それでおろおろしている私の代わりに、牽制してくれたんだ。

 瑠璃が暁斗にアタックするのを阻止できたような気がして安堵するも、卑怯なことをしている気分にもなった。

 複雑な気持ちになる。

 瑠璃は大きな目をさらに見開いて、私と暁斗を交互に見た後、噴き出して声を上げて笑った。

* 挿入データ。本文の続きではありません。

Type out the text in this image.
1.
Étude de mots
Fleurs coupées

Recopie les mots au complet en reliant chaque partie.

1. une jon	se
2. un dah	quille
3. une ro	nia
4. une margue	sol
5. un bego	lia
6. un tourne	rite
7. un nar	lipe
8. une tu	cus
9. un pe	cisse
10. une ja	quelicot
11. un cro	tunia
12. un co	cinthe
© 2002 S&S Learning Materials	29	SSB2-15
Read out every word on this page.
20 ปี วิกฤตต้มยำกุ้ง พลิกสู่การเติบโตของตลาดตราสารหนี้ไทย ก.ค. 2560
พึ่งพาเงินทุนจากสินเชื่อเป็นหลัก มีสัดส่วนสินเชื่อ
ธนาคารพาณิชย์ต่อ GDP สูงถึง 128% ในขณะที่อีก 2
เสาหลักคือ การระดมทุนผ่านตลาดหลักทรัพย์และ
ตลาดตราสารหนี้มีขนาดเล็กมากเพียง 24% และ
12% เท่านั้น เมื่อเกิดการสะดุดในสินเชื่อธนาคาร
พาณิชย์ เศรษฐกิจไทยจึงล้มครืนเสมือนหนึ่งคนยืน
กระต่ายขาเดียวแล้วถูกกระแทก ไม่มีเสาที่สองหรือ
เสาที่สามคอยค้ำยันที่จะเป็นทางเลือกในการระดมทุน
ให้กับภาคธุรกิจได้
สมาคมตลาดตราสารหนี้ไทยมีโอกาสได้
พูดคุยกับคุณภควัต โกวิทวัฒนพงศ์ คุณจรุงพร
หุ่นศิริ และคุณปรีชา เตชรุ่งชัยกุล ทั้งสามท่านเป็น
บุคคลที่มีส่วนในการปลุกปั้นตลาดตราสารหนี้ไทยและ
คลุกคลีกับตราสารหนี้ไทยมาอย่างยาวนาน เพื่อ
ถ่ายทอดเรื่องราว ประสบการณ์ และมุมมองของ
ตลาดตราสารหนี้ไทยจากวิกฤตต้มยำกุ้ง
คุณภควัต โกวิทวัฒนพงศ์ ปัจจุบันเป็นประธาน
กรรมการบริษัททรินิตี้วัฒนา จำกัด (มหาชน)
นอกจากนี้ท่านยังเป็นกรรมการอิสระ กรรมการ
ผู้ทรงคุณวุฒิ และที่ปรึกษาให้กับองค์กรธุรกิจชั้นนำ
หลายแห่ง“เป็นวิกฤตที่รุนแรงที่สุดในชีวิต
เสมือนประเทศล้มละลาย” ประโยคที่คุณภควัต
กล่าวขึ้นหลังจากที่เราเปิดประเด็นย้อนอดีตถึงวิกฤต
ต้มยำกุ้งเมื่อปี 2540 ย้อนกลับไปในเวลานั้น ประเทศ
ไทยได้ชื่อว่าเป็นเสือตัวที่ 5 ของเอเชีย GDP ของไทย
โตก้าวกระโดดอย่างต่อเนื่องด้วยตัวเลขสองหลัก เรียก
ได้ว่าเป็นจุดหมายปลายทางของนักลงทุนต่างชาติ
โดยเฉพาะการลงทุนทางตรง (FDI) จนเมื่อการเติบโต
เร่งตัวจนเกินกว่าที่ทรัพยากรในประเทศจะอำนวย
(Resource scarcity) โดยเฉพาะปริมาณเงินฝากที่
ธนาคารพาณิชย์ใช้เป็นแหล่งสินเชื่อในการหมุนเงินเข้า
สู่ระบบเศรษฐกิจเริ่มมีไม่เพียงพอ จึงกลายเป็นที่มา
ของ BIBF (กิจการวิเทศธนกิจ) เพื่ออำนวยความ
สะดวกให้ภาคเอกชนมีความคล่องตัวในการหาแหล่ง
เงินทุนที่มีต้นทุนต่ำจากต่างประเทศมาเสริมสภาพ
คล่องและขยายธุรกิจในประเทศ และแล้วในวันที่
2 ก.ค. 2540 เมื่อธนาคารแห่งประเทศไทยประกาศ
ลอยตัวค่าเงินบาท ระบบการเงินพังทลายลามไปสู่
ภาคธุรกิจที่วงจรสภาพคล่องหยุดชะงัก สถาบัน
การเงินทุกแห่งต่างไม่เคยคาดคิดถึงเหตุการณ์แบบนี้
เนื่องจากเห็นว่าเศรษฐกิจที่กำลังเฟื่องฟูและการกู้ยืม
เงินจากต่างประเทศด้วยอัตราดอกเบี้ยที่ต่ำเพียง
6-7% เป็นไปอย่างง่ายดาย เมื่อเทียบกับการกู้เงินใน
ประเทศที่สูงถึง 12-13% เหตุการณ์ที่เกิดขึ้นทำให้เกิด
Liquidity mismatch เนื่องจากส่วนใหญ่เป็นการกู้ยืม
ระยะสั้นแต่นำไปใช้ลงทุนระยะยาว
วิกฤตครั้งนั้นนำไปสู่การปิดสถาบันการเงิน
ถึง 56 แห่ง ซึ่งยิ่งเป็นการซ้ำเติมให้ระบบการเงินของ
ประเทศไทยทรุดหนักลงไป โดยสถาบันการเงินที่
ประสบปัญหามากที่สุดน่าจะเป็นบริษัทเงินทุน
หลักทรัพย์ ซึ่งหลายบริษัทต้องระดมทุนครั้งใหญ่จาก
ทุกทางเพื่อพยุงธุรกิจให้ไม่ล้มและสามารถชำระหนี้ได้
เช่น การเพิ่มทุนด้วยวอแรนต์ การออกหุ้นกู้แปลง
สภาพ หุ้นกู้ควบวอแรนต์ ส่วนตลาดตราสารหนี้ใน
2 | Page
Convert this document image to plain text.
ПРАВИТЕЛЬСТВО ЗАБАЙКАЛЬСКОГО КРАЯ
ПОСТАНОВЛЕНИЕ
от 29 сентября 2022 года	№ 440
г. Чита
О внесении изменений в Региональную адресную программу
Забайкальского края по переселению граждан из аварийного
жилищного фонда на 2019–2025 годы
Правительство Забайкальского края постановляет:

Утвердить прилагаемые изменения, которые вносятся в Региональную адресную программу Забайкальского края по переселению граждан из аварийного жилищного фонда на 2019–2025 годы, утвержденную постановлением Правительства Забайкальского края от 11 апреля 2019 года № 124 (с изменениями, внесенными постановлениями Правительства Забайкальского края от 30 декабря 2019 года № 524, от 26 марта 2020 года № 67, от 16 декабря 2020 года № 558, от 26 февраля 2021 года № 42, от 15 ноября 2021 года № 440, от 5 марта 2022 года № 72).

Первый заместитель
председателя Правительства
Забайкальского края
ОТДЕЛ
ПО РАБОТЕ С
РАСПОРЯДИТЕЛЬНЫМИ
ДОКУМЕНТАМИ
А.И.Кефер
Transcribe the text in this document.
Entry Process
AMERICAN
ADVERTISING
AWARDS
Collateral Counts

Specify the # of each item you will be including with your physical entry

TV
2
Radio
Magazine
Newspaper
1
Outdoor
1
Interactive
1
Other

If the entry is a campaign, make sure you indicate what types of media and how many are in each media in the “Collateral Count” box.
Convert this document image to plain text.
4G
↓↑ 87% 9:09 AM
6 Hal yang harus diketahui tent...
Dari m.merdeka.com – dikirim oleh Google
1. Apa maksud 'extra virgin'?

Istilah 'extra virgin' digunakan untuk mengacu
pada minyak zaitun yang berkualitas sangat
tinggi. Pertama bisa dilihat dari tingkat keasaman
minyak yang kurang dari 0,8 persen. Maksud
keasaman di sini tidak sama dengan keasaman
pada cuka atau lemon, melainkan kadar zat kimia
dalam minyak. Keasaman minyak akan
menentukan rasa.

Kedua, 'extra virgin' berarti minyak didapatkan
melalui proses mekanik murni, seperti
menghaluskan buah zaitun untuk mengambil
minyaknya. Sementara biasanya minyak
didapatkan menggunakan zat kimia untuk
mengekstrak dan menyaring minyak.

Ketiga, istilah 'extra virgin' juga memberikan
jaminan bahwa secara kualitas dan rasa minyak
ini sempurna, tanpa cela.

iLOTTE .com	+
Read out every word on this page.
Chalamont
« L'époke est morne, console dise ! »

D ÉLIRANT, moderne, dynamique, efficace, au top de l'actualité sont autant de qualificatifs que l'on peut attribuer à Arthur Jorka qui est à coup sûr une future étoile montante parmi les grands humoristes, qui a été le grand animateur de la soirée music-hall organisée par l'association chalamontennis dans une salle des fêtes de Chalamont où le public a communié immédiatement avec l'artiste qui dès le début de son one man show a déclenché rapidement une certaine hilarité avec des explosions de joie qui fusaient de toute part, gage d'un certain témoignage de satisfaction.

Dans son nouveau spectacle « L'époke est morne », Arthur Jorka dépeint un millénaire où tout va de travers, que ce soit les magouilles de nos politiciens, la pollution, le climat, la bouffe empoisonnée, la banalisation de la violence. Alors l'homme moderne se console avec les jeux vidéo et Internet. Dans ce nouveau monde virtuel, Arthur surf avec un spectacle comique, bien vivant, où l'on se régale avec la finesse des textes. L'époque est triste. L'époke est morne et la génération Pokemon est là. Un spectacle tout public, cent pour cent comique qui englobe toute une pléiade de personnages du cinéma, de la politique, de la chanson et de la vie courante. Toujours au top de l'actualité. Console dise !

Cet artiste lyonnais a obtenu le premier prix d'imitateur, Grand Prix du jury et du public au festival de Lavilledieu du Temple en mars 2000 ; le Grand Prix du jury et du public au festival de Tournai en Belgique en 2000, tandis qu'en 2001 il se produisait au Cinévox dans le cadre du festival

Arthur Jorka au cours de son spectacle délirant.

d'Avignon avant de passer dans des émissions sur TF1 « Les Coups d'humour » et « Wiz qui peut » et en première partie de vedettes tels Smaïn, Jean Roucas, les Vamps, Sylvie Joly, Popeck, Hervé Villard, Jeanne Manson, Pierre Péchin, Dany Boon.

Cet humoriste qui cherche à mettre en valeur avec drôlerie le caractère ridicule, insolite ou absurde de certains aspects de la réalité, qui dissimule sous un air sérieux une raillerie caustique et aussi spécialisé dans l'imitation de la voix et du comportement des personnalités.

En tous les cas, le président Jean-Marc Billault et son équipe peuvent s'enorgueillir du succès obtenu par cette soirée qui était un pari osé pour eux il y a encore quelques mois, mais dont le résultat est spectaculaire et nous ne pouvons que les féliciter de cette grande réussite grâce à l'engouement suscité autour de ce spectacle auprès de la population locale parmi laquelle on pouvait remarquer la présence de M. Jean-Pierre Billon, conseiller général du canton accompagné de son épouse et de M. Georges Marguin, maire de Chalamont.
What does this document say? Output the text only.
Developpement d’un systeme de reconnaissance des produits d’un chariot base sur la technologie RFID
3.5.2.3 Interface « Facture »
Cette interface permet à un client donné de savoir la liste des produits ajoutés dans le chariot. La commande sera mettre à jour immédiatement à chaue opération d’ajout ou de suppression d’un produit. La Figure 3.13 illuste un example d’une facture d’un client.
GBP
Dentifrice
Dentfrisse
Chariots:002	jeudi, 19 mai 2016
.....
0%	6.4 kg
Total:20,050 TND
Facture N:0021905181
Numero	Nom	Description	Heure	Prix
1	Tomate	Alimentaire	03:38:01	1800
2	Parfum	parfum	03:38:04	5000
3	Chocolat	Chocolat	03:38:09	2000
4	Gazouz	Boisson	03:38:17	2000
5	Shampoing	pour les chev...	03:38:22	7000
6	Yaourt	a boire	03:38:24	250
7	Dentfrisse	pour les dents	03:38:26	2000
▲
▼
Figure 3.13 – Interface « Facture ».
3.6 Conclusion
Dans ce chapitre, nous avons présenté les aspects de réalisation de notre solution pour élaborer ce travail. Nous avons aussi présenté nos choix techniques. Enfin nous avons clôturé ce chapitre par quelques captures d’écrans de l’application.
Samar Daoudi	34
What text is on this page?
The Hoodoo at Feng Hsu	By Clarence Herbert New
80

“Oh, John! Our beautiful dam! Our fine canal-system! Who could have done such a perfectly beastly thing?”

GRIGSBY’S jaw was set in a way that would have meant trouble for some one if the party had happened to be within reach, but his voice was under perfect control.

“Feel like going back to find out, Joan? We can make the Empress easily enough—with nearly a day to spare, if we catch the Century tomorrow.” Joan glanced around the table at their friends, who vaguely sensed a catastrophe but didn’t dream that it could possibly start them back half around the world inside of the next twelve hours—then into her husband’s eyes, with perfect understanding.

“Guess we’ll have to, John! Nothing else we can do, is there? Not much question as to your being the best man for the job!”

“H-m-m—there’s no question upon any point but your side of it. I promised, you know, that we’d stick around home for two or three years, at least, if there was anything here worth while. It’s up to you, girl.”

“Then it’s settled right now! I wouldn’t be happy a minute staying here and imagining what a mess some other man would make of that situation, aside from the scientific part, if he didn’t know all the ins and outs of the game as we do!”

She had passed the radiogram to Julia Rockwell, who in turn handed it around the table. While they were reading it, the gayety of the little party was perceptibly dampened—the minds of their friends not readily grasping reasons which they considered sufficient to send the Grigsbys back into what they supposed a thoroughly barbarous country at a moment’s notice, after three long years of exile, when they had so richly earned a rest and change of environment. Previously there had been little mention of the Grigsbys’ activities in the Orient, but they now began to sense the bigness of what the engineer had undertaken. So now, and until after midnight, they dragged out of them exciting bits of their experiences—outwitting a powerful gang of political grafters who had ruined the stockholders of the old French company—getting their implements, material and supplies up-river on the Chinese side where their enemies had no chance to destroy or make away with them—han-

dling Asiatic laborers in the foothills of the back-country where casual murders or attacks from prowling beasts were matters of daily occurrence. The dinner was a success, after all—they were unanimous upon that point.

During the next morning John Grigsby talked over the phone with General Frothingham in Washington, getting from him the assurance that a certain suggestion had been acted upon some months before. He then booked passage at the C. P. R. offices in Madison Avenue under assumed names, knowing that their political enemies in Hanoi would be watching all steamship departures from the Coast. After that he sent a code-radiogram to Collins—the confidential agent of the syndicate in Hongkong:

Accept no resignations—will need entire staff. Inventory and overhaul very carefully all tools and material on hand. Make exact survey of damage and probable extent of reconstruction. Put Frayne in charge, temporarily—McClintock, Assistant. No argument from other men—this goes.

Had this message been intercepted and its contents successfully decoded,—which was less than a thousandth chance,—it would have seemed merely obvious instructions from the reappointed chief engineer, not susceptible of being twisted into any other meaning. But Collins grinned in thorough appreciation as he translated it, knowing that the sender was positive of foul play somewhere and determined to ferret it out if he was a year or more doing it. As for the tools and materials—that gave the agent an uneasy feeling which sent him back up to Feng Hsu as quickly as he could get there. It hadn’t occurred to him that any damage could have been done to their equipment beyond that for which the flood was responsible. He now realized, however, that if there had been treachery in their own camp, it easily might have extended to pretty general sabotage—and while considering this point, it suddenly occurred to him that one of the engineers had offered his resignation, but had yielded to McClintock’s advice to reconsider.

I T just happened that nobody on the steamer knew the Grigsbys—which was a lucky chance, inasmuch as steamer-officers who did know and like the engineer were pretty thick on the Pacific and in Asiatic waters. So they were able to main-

「あはは! なーんだ、そうだったのー? まさかふたりがくっついているとはね! いやー、ふたりとも昔から知っている私としては、なんだか感慨深いわー!」


 暁斗に彼女がいて、さらにそれが私。

 その事実を知っても、幼馴染の瑠璃は全然ショックを受けている風ではなかった。

 ――いや違う。

 きっと、そんなことはない。

 だって私は見てしまったんだ。

 笑い声をあげる前に、瑠璃が一瞬がっかりしたような顔になったのを。

 
「ふたりの仲を邪魔するつもりはないけどさー。幼馴染として私とは仲良くしてよね?」

「う、うん。もちろんだよ!」

「おう」


 明るく言う瑠璃に、私は慌てて笑顔を作って頷く。

 何も気づいていないらしい暁斗も頬を少し緩ませて、頷いた。

 きっと瑠璃は、今でも暁斗への気持ちが残っている。

 だからさっき、落胆したような面持ちになったんだと思う。

 瑠璃の気持ちを踏みにじるような嘘をついている自分に対して、心がちくりと痛んだ。